Nella sua voce, adesso, c’era rabbia e determinazione. In aula si diffuse un chiacchiericcio perplesso, mentre gli occhi di tutti, già puntati su di me, assumevano un’espressione interrogativa.
«Ebbene sì» urlò, indignato. «Claudie Gervaise Frollo, Inquisitore Supremo, Ministro della Giustizia, donna di sani principi, si era prefissata di eliminare gli zingari infesti dalla sacra città di Parigi, e ha tradito se stessa, innamorandosi di uno di loro!»
Mi sentii mancare la terra sotto i piedi.

 
 

Scusatemi, scusatemi, scusatemi per il ritardo, ma sono stata molto occupata a causa di un esame di integrazione che ho dovuto sostenere, e non ho avuto tempo per pensare a Paris.

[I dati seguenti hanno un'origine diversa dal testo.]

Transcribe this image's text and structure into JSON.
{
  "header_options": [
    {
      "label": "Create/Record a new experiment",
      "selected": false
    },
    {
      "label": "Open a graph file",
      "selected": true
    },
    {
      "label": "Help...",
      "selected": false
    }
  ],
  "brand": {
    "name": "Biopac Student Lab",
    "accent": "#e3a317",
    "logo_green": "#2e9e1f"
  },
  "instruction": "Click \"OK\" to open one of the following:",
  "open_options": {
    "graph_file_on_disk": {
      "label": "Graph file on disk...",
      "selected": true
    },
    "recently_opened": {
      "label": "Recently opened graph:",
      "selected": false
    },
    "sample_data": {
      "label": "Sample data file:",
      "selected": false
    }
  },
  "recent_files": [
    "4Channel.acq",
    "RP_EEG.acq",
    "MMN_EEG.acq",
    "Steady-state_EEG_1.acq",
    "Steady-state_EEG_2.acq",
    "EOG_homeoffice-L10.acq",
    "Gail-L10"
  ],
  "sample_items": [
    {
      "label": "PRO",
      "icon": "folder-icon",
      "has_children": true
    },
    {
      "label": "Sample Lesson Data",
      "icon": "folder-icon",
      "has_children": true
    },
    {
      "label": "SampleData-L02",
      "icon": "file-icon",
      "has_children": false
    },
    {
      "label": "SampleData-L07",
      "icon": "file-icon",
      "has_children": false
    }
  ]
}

Comunque, sono contenta di essere di nuovo qui a postare questa storia, davvero.
Questo capitolo è un completo shock per Claudie. Sto male per lei, vi giuro.
Dunque, dunque, dunque ... che ve ne sembra? Probabilmente non ve lo aspettavate: non capita tutti i giorni di vedere che qualcuno è riuscito ad incastrare il Ministro Frollo, no?
Spero che si sia percepita la tensione, perché è questo lo stato d’animo che prevale nel capitolo.
Come sempre vi ringrazio per leggere e per recensire, siete una gioia.